Она произнесла эти совершенно удивительные для меня слова голосом, в котором не было дрожи, так сильна была ее милая убежденность.

— Потому что через жизни, которые я прожила, и через ту последнюю смерть, которой я умерла ради тебя и истины, мне была дана способность видеть сквозь завесу, которая охватывает вещи времени.

Когда мое мертвое тело повисло на столбе, я увидела тебя другими, более ясными глазами. Я видела, как ты бросил вызов смерти во всех ее проявлениях ради праведной мести. Я видела, как ты уплывал один сквозь бурю и тьму. Я наблюдала за тобой во время твоего смертного сна в пещере посреди моря, а потом для меня наступило новое рождение, и вместе с моей новой смертной жизнью росла другая жизнь, в которой, когда я забывала мир, я вспоминала все, что случилось раньше, и все причины событий стали мне ясны.

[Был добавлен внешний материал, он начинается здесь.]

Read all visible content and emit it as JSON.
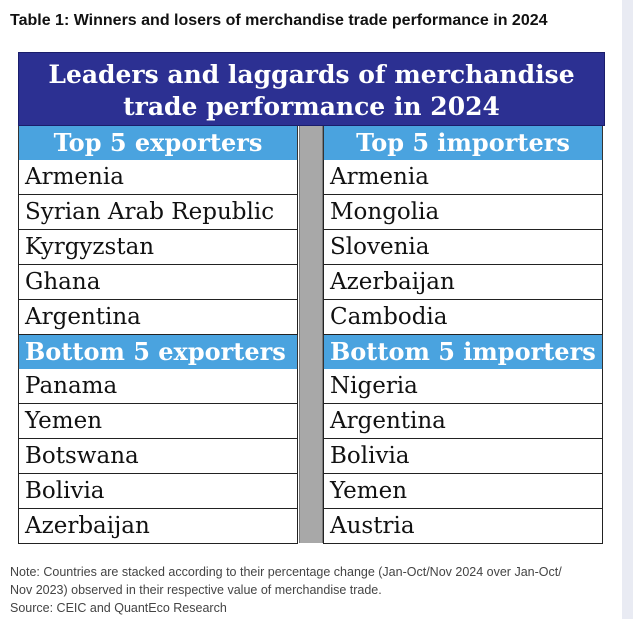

Это то, что я заслужила для себя и для тебя, и все это будет твоим, когда ты сразишься в последней из твоих многочисленных битв за правду и свободу, и это случится скоро. Это твоя работа, и скоро она закончится, как и моя. Сквозь тучи твоей последней битвы над миром воссияет новая эпоха, и для тебя, как и для многих других, после долгой борьбы наступит мир.

Едва эти нежные торжественные слова замерли у нее на устах, как в комнатку, где мы уединились, вошел адъютант и, отдав честь, вручил сложенный лист бумаги, после чего удалился, не сказав ни слова.

Я развернул листок и прочел:

«Войска выступят в течение часа. По приказу герцога.

Гордон».

Я подал письмо Илме, она прочла его и вернула недрогнувшей рукой. Затем она вложила свои ладони в мои и снова сказала мне, как говорила много веков назад на берегах Тигра:

— Прощай, Валдар, до тех пор, пока ты не вернешься с победой. Пришло время войны. Завтра или послезавтра снова придет время любви.

— Нет, оно всегда здесь у меня, и всегда будет, пока мое сердце хранит мысль о тебе, моя милая, — ответил я. А потом, так как для долгих прощаний не было времени, а сердце мое было слишком горячо и полно для слов, я обнял ее и поцеловал, и с ее прощальным поцелуем, все еще теплым и сладким на губах, я покинул ее, чтобы найти Марка и проститься с нашей хозяйкой.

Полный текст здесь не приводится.